B. Dayanılan Anayasa Kuralları:

1. "Madde 2.- Türkiye Cumhuriyeti, toplumun huzuru, milli dayanışma ve adalet anlayışı içinde, insan haklarına saygılı, Atatürk milliyetçiliğine bağlı, başlangıçta belirtilen temel ilkelere dayanan demokratik, lâik ve sosyalbir hukuk Devletidir."

2. "Madde 10.- Herkes, dil, ırk, renk, cinsiyet, siyasİ düşünce, felsefi inanç, din, mezhep ve. benzeri sebeplerle ayırım gözetilmeksizin kanun önünde eşittir.

Hiçbir kişiye, aileye, zümreye veya sınıfa imtiyaz tanınamaz.

Devlet organları ve idare makamları bütün işlemlerinde kanun önünde eşitlik ilkesine uygun olarak hareket etmek zorundadırlar."

3. "Madde 38.- Kimse, işlendiği zaman yürürlükte bulunan kanunun suç saymadığı bir fiilden dolayı cezalandırılamaz; kimseye suçu işlediği zaman kanunda o suç için konulmuş olan cezadan daha ağır bir ceza verilemez.

Suç ve ceza zamanaşımı ile ceza mahkûmiyetinin sonuçları konusunda da yukarıdaki fıkra uygulanır.

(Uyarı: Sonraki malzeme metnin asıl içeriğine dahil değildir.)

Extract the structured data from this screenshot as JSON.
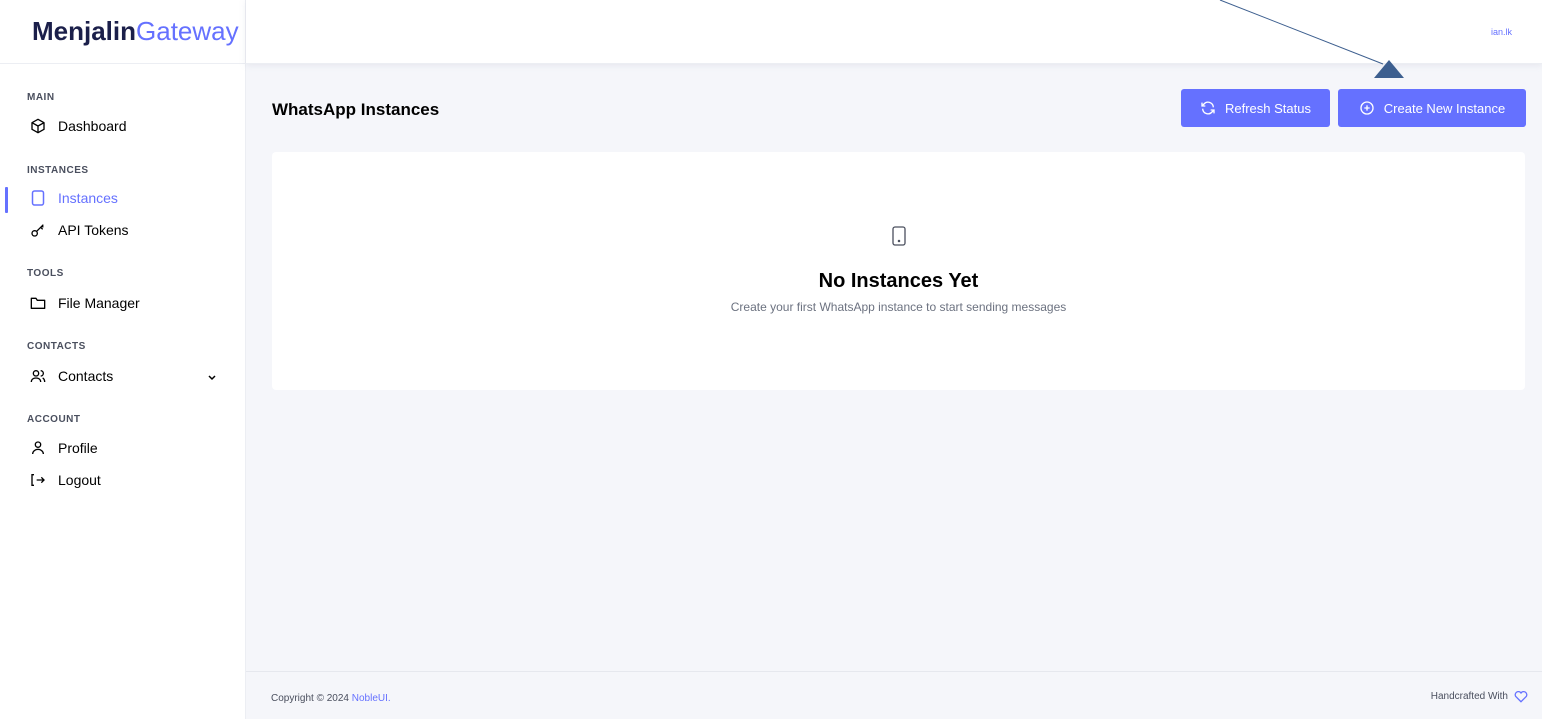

Ceza ve ceza yerine geçen güvenlik tedbirleri ancak kanunla konulur. Suçluluğu hükmen sabit oluncaya kadar, kimse suçlu sayılamaz.

Hiç kimse kendisini ve kanunda gösterilen yakınlarını suçlayan bir beyanda bulunmaya veya bu yolda delil göstermeye zorlanamaz.

Ceza sorumluluğu şahsidir. Genel müsadere cezası verilemez.

İdare, kişi hürriyetinin kısıtlanması sonucunu doğuran bir müeyyide uygulayamaz. Silahlı Kuvvetlerin iç düzeni bakımından bu hükme kanunla istisnalar getirilebilir.

Vatandaş, suç sebebiyle yabancı bir ülkeye geri verilemez."

IV- İLK İNCELEME:

Anayasa Mahkemesi İçtüzüğü'nün 8. maddesi gereğince, Yekta Güngör ÖZDEN, Yılmaz ALİEFENDİOĞLU, Mustafa GÖNÜL, Mustafa ŞAHİN, İhsan PEKEL, Selçuk TÜZÜN, Ahmet N. SEZER, Erol CANSEL, Yavuz NAZAROĞLU, Güven DİNÇER, Haşini KILIÇ'ın katılmalarıyla 16.5.1991 günü yapılan ilk inceleme toplantısında, dosyada eksiklik bulunmadığından işin esasının incelenmesine oybirliğiyle karar verilmiştir.

V- ESASIN İNCELENMESİ:

işin esasına ilişkin rapor, başvuru kararı ve ekleri, Anayasa'ya aykırı olduğu ileri sürülen Yasa kuralları ile dayanılan Anayasa kuralları, bunların gerekçeleri ve öteki yasama belgeleri okunup incelendikten sonra gereği görüşülüp düşünüldü:

A. Sınırlama Sorunu:

Salıverilme isteminde bulunan sanıkların tümü, Türk Ceza Yasası'nın 146/1. maddesine aykırı davranıştan hüküm giymişlerdir. Sanıklardan biri polis memurunun öldürülmesi olayında, azmettirme suçundan, Türk Ceza Yasası'nın 146/1. ve 59. maddeleri uyarınca cezalandırılmıştır.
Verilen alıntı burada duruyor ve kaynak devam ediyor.